In Hohman, this Court found that the claimant’s “employment required him to be at one place one day on the employer’s business and at a different place, perhaps miles distant, for like purpose on another or even a succeeding day.” Id. at 34, 46 A.2d at 476. In Hohman this Court reasoned:
The service of the employer’s interest in the circumstances shown necessarily made of the claimant a “roving” or “itinerant” workman. The travel to and from his home and the place of his current work was not the ordinary travel of a workman between his home and his regular place of work. The claimant’s travel, for which he was reimbursed by his employer, was an essential part of the expeditious performance of his work in the furtherance of the employer’s business, as was also his transportation of the supplies which were stored at his home for his use in his work. Under the established facts of this case, his home rather than his employer’s shop was the usual starting and stopping place of his course of employment. The claimant’s status was analogous to that of a “travelling salesman” to whom compensation is payable for injuries suffered while going about in the actual furtherance of his employer’s business[.]
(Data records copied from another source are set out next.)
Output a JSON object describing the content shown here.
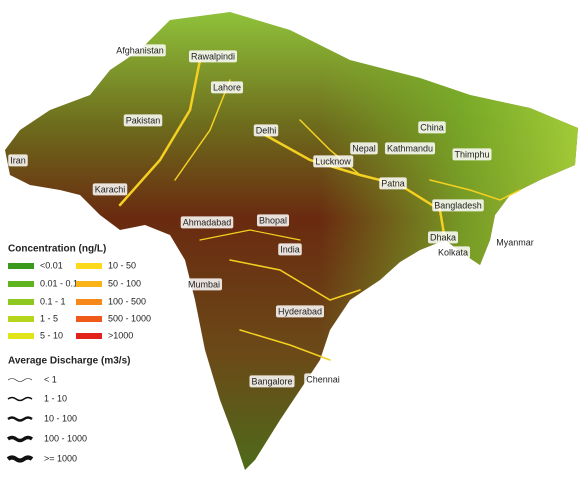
{
  "map": {
    "places": [
      "Afghanistan",
      "Rawalpindi",
      "Lahore",
      "Pakistan",
      "Delhi",
      "Iran",
      "Nepal",
      "Kathmandu",
      "China",
      "Thimphu",
      "Lucknow",
      "Patna",
      "Karachi",
      "Bangladesh",
      "Ahmadabad",
      "Bhopal",
      "India",
      "Dhaka",
      "Kolkata",
      "Myanmar",
      "Mumbai",
      "Hyderabad",
      "Bangalore",
      "Chennai"
    ]
  },
  "legend": {
    "concentration": {
      "title": "Concentration (ng/L)",
      "items": [
        {
          "label": "<0.01",
          "color": "#3a9a1e"
        },
        {
          "label": "0.01 - 0.1",
          "color": "#5fb41f"
        },
        {
          "label": "0.1 - 1",
          "color": "#8cc81f"
        },
        {
          "label": "1 - 5",
          "color": "#b5d61c"
        },
        {
          "label": "5 - 10",
          "color": "#e0e51a"
        },
        {
          "label": "10 - 50",
          "color": "#fcd91b"
        },
        {
          "label": "50 - 100",
          "color": "#fbb418"
        },
        {
          "label": "100 - 500",
          "color": "#f6891a"
        },
        {
          "label": "500 - 1000",
          "color": "#ef5a1a"
        },
        {
          "label": ">1000",
          "color": "#e0221a"
        }
      ]
    },
    "discharge": {
      "title": "Average Discharge (m3/s)",
      "items": [
        {
          "label": "< 1"
        },
        {
          "label": "1 - 10"
        },
        {
          "label": "10 - 100"
        },
        {
          "label": "100 - 1000"
        },
        {
          "label": ">= 1000"
        }
      ]
    }
  }
}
Id. at 34-35, 46 A.2d at 476-77 (citations omitted).
The factual scenario in the case at bar is dissimilar from both Peterson and Hohman. The instant facts do not support Appellee’s assertion that the decedent had no fixed place of work. The referee determined that the decedent “oversaw *349several jobs at one time, travelling between the jobs.” (Referee’s Findings of Fact; Reproduced Record at 8a). The decedent’s co-worker testified that the decedent travelled around and overlooked three and four jobs at a time. (Reproduced Record at 41a). The findings of fact and the testimony in this case were insufficient to overcome claimant’s burden of proof that an exception to the “coming and going rule” existed. Testimony that the decedent travelled “around” and “overlooked” three and four jobs at a time gives no indication as to the frequency of travel (i.e., whether the decedent travelled to these three or four job sites daily, weekly, or monthly). We are unable to determine that the “no fixed place of work” exception is applicable because the factual findings as well as the testimony supporting those findings do not reveal the decedent’s travel schedule.
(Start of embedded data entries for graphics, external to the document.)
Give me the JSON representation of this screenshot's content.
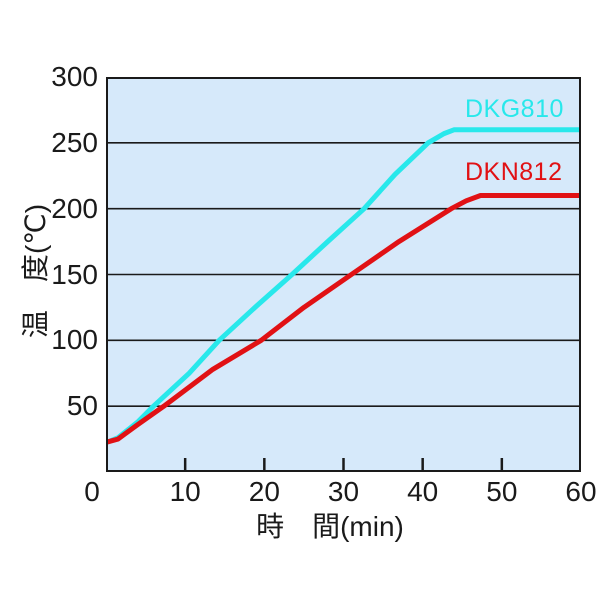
{
  "figure": {
    "background": "#ffffff",
    "text_color": "#1a1a1a"
  },
  "chart_data": {
    "type": "line",
    "title": "",
    "xlabel": "時　間(min)",
    "ylabel": "温　度(℃)",
    "xlim": [
      0,
      60
    ],
    "ylim": [
      0,
      300
    ],
    "x_ticks": [
      0,
      10,
      20,
      30,
      40,
      50,
      60
    ],
    "y_ticks": [
      50,
      100,
      150,
      200,
      250,
      300
    ],
    "grid": "horizontal lines every 50 degrees, black, on light blue plot background",
    "plot_bg": "#D6E9FA",
    "axis_color": "#1a1a1a",
    "legend_position": "inline text labels above each line near right side",
    "series": [
      {
        "name": "DKG810",
        "color": "#28E8EB",
        "points": [
          [
            0.3,
            23
          ],
          [
            1.5,
            26
          ],
          [
            4,
            38
          ],
          [
            6,
            50
          ],
          [
            10.5,
            75
          ],
          [
            14.3,
            100
          ],
          [
            19,
            126
          ],
          [
            23.5,
            150
          ],
          [
            28,
            175
          ],
          [
            32.6,
            200
          ],
          [
            36.5,
            226
          ],
          [
            40.7,
            250
          ],
          [
            42.7,
            257
          ],
          [
            44,
            260
          ],
          [
            60,
            260
          ]
        ]
      },
      {
        "name": "DKN812",
        "color": "#E11114",
        "points": [
          [
            0.3,
            23
          ],
          [
            1.5,
            25
          ],
          [
            4,
            36
          ],
          [
            7.3,
            50
          ],
          [
            13.5,
            78
          ],
          [
            19.6,
            100
          ],
          [
            25,
            125
          ],
          [
            31,
            150
          ],
          [
            37,
            175
          ],
          [
            43.6,
            200
          ],
          [
            45.5,
            206
          ],
          [
            47.3,
            210
          ],
          [
            60,
            210
          ]
        ]
      }
    ]
  }
}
Here, Appellee has failed to provide sufficient evidence demonstrating that the decedent travelled from work site to work site on a daily basis. Moreover, the record is devoid of any such evidence. Therefore, the Commonwealth Court erred in finding that the “no fixed place of work” exception to the “coming and going rule” was applicable.
Accordingly, we reverse the Order of the Commonwealth Court and reinstate the Order of the Workmen’s Compensation Appeal Board.
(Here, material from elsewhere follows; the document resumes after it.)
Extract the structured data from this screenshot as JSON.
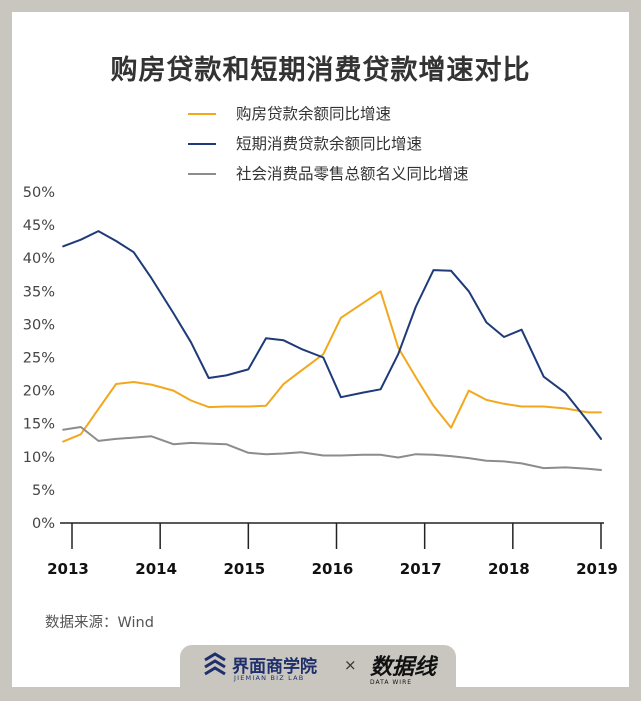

PAPADAKOS, J., files a dissenting opinion.
MONTEMURO, J., is sitting by designation.

. Appellant raised a second issue contending that the Commonwealth Court exceeded its scope of review when it found as a fact that the decedent had no fixed place of work. As noted, we limited allocatur to the issue of whether the circumstances of the decedent's employment supported a conclusion that the decedent had "no fixed place of work." Thus, we will not address the second issue.

. In Hohman, we did not expressly mention the “no fixed place of work” exception, rather, our rationale concerned whether the injury occurred while the employee was in the furtherance of the employer's business.